Greek banks may have never indulged in high-stakes gambling on the US real estate market, but after they entered the euro zone, they aggressively expanded their lending operations. Now, they are threatened with massive defaults. Furthermore, the country's financial elite is closely linked to the political arena. At the beginning of the crisis, this prompted the banks to purchase huge amounts of sovereign bonds. The partial debt waiver by private investors a few weeks ago suddenly took an enormous bite out of the banks' remaining capital reserves. This so-called haircut cost the country's four largest banks alone €24 billion.
To make matters worse, nervous customers have been pillaging their bank accounts since the beginning of the crisis. The banks have already lost one-third of all their deposits.

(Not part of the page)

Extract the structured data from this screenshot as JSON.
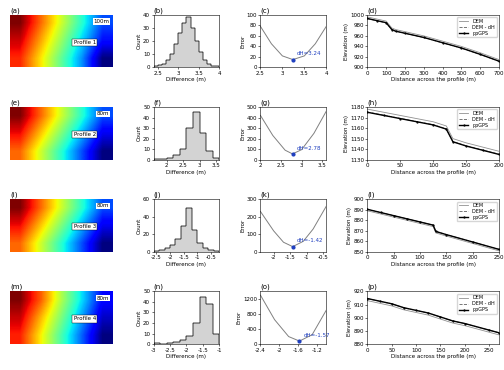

Some of Europe's central bankers are nevertheless no longer willing to allow themselves to be endlessly tapped for cash. Belgian Luc Coene has already openly warned that even the ELA payments must "absolutely" be stopped if the Greek banks are actually hopelessly bankrupt, and not merely illiquid.
(emphasis added)
Gee, do you perhaps think they may no longer be 'sound institutions'? What part about 'economically insolvent' did the rest of the ECB's board members not understand? Of course in today's world 'economically insolvent' banks are quite often still 'politically solvent'.
The above morsels illustrate the perversity of the modern-day fractionally reserved banking system with its unlimited central bank backstop like few others we have come across. It is really the ultimate in 'extend and pretend' schemes – nothing else comes even close.

Evidently Lucas Papademos had the wits to quickly approve the €18 billion in EFSF funds for the banks shortly before he retired from politics. Presumably he guessed that even more trouble was looming for the banks after the election.

However, the piece de resistance is the final paragraph of the Spiegel article:
The banks have simply submitted massive quantities of their own bonds to the central bank — after the government stamped them with a state guarantee.
But what will this guarantee still be worth if Greece becomes insolvent? The dubious bank bonds along with Greek government bonds make up roughly 60 percent of the collateral that Greek banks have supplied to obtain cash injections.
At least the worrisome bank bonds will be on the agenda of the next ECB Governing Council session. The fact of the matter is that this bizarre practice was slated to be phased out by mid-2012 for countries that receive aid from the euro rescue fund. For the time being, though, nobody is talking about that plan.
(emphasis added)
Well there you have it…'bank bonds' with a 'state guarantee' – bonds issued by Greek banks and guaranteed by the Greek State! And they still have €165 billion in deposits? You may think that if that's true then there must be a lot of 'dumb money' in Greece, but the tax payers elsewhere in the euro area are really the dumbest of all, because they and every user of the euro are going to pay for this calamity in the end.
As we often say: you couldn't make this up.